Wednesday, July 30, 2014

Snatching Victory

Have you felt like you are experiencing life in a mirror?  Not the narcissistic gotta-see-myself kind of pathology – and not the Harry Potter Mirror Of Erised type of reflection where you see an image of your deepest desires having been met. 


There is another sort of mirrored-irony in life where what we want and what we get is often the very opposite of the image we desire.  One of the characteristics of a mirrored reflection is that of the opposite - the reversal of the object being represented.  Just hold up any word to a mirror and it will be turned around backwards. 
 
Such is the case with the well-known and often-used cliché, “Snatching victory from the jaws of defeat.”  “To snatch victory from the jaws of defeat” means to suddenly win a contest when it appears that a loss is a forgone conclusion, to succeed in an endeavor through reversal of fortune, skill, effort, of good judgement..
 
Unfortunately, however, in our lives we often experience the mirrored opposite side of this phrase, or, “Snatching defeat from the jaws of victory” -- also a well known and used cliché.  I think all of us as some point in our lives feel like what we want, and what we get somehow gets turned around leaving us to feel a bit like life is playing some cruel trick on us.

 
Is your life more a “Snatching victory from the jaws of defeat,” kind of experience or, like its mirrored reversal “Snatching defeat from the jaws of victory?”  One is freeing, while the later is confining - like being helplessly crushed upon or trapped with no one to extricate you into a victory life. 
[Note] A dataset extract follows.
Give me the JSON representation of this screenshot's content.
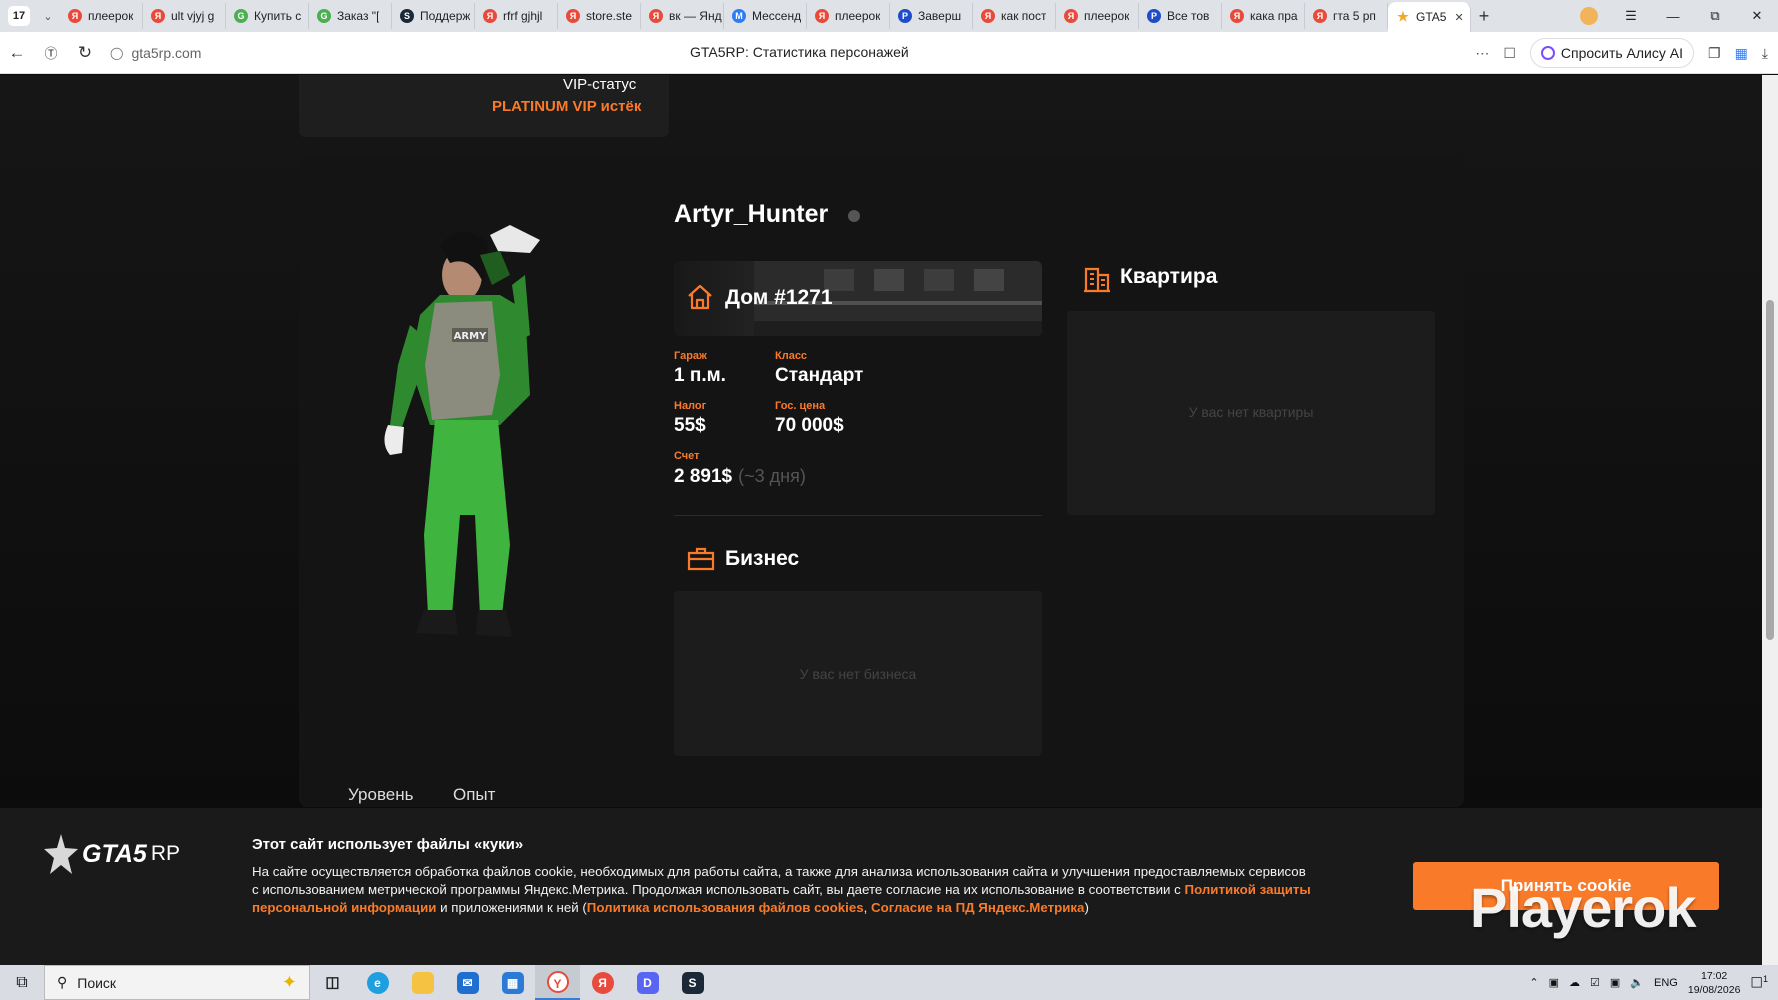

On the night of November 19, 2011, we received the kind of phone call no one wants to receive.  The state trooper on the other end told us our 17-year-old daughter, Rachel, had been in a serious car accident and was being airlifted to the hospital.  
 
 
 
What they didn’t tell us was that she was literally “Snatched from the jaws of defeat.”  Before she could be flown the hospital for the emergency treatment, there was the matter of extricating her from the tangled remnants of her car which had been crushed in-around her.  And, the mechanism that was used by the rescue team to snatch the victory was called “The Jaws Of Life.”

 
Rachel was rescued, but she had nothing to do with it.  She could not be smart enough, faithful enough, good enough – she was asleep in a coma.  All she could do was be rescued.

 
Have you ever felt helpless? Maybe a time when you were faced with some difficult real-life issues? Sometime we find ourselves in a personal situation where life seems to be crushing-in around us and there seems to be no way out – at least by our own power or abilities. 

 
There are certain times where all we can do is be rescued.  There is one who can always snatch victory from the jaws of defeat. 
 
 
This Sunday in worship you can hear all about him. His name is Jesus, and He is “The Jaws Of Life.”